The International Agency for Research on Cancer has also classified cooking fumes as "probably carcinogenic". Now researchers from the Norwegian University of Science and Technology in Trondheim have compared gas and electric cooking methods, and found that gas produces higher levels of the cancer-causing fumes.
They measured the fumes produced when frying 17 pieces of steak for 15 minutes each in conditions typical of Western restaurants, using margarine or two different brands of soya oil. The results showed more naphthalene – a banned substance contained in traditional mothballs – and mutagenic aldehydes were produced when cooking with gas. Higher levels of ultrafine particles, which penetrate deeper into the lung, were also produced on the gas hob than on the electric one.

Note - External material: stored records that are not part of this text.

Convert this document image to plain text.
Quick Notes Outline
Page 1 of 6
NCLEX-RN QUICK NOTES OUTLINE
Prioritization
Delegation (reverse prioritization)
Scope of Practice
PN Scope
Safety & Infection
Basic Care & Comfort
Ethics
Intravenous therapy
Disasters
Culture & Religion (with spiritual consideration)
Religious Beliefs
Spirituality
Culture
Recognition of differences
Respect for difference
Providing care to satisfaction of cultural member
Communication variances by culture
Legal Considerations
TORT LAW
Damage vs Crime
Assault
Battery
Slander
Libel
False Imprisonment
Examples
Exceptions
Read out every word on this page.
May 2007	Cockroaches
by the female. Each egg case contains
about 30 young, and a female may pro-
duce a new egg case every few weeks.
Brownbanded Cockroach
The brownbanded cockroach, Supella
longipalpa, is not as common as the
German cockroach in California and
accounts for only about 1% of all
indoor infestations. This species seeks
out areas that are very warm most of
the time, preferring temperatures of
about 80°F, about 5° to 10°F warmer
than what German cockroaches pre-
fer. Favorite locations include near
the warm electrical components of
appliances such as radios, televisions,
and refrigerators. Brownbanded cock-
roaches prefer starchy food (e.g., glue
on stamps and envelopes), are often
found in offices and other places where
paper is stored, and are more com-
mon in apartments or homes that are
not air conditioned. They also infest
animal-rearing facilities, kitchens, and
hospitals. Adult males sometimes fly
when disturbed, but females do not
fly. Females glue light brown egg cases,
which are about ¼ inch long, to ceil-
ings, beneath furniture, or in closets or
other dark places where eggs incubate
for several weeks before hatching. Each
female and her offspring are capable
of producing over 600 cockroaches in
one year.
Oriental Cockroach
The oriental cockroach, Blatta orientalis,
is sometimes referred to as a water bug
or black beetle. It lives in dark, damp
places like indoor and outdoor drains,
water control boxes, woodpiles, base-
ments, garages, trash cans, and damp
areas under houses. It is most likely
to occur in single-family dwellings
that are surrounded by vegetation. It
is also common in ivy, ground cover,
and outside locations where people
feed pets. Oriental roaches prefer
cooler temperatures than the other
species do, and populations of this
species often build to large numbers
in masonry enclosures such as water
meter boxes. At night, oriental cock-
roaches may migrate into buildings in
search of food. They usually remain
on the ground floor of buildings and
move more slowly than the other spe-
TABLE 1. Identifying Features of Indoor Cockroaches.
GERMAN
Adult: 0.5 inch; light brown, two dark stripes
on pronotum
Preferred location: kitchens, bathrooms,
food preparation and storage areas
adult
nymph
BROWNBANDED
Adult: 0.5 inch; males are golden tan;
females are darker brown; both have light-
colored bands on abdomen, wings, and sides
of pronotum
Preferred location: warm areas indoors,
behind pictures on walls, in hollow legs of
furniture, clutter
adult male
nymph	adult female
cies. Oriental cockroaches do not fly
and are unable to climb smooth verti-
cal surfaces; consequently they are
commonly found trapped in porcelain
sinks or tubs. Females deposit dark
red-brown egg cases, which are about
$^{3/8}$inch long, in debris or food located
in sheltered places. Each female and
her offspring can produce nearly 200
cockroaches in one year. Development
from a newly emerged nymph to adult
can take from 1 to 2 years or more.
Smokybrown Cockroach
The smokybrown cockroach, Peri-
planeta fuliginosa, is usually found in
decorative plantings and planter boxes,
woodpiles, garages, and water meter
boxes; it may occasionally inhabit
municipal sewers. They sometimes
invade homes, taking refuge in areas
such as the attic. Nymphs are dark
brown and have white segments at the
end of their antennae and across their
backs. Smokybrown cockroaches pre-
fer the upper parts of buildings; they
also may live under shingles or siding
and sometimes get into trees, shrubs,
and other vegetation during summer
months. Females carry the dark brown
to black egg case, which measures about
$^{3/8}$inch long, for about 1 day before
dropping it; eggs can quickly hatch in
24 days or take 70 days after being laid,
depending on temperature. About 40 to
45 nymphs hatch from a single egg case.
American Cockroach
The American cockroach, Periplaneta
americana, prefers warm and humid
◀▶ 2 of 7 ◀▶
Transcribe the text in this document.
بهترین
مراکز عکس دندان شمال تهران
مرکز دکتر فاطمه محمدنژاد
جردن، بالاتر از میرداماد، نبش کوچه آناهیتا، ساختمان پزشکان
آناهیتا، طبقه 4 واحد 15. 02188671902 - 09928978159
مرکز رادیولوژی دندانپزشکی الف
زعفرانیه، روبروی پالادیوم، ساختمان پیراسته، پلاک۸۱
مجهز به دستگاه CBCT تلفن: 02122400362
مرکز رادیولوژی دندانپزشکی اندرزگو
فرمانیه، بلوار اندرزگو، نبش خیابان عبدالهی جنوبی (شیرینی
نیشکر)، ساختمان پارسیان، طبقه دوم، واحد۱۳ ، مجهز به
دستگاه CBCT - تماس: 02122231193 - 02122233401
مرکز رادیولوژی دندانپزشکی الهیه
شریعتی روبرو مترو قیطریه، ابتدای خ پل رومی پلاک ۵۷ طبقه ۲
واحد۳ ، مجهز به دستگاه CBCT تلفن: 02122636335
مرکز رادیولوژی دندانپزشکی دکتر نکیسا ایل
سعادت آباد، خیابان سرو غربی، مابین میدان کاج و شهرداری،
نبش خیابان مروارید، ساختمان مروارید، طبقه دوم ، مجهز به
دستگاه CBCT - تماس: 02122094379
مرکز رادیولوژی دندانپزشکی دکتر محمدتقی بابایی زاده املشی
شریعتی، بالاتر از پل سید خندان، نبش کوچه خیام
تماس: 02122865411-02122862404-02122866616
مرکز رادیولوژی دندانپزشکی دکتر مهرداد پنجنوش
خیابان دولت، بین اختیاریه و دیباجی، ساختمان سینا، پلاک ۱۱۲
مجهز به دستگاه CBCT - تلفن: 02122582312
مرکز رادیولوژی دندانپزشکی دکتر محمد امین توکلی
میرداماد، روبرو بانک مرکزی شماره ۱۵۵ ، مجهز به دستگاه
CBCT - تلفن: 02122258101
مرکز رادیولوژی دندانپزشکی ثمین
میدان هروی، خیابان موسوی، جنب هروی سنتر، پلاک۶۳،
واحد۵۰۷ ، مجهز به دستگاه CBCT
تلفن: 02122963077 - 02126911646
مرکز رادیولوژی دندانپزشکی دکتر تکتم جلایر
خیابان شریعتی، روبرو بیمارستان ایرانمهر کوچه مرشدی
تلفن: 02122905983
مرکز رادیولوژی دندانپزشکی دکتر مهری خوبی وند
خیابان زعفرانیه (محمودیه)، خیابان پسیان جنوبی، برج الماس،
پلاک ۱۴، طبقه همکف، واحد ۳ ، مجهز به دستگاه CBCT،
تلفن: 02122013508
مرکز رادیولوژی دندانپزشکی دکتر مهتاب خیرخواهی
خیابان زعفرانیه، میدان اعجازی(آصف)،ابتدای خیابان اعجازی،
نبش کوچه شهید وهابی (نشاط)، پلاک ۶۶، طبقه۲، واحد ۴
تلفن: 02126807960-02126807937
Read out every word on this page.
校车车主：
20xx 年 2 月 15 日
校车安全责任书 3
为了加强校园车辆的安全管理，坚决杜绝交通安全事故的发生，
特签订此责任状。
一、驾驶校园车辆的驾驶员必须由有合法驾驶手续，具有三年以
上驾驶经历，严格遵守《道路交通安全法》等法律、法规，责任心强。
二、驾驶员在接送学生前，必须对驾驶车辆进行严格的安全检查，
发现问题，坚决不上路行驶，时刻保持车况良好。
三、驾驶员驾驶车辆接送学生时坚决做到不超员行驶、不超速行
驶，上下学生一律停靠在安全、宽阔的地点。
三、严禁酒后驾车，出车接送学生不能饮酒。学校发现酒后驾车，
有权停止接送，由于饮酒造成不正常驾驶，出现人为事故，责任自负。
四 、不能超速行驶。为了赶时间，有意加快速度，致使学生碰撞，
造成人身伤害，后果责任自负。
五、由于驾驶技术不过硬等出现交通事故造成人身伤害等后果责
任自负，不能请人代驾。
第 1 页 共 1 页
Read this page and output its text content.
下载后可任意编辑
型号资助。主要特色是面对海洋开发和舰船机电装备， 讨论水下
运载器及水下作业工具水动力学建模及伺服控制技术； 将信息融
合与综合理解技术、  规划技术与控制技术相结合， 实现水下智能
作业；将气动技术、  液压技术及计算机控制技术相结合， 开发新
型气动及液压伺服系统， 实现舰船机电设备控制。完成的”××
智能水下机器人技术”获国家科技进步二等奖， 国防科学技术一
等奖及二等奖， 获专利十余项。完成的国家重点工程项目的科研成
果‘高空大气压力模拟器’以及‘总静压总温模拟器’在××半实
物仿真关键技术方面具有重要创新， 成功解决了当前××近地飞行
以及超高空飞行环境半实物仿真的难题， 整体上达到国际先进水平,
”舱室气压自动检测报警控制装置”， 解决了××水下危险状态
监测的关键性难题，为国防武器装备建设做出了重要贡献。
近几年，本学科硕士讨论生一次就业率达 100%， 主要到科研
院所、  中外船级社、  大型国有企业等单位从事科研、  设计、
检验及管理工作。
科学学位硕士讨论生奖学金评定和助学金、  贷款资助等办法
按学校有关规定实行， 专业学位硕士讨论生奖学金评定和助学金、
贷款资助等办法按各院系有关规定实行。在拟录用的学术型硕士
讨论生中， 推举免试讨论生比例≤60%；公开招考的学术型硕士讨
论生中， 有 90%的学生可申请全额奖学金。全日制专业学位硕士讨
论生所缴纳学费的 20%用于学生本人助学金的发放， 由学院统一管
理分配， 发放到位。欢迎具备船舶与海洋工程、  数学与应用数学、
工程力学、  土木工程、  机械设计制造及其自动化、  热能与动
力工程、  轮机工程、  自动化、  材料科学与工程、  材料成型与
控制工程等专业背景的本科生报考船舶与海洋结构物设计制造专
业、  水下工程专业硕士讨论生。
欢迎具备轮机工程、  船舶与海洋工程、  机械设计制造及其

The authors, whose study is published in the journal Occupational and Environmental Medicine, point out that the levels of the chemicals and particulates found in their study were below accepted occupational safety thresholds. But they add that cooking fumes contain other harmful components for which there is no safety threshold, as yet, and which appear to be higher with gas cooking. "Exposure to cooking fumes should be reduced as much as possible," they say.
Cooking fumes are thought to cause lung cancer, as well as cancers of the bladder and cervix. Previous research has found that cancer levels are higher among chefs who did not have fume extractors in their kitchens than among those who did.
Although smoking is the main cause of lung cancer in most countries, in Taiwan only 10 per cent of women with lung cancer smoke. By comparison, 86 per cent of Taiwanese men with lung cancer smoke. Researchers suggest that it is exposure to cooking fumes that accounts for the high rates of lung cancer in women, despite their low smoking rates. A study by researchers from the Institute of Medicine at Kaohsiung University in Taiwan published in the American Journal of Epidemiology in 2000 found that the longer women spent cooking food the higher the risk of lung cancer. Those who cooked on a daily basis had the highest risk. Women who waited until the oil was very hot before cooking the food increased their risk compared with those who cooked at a lower temperature.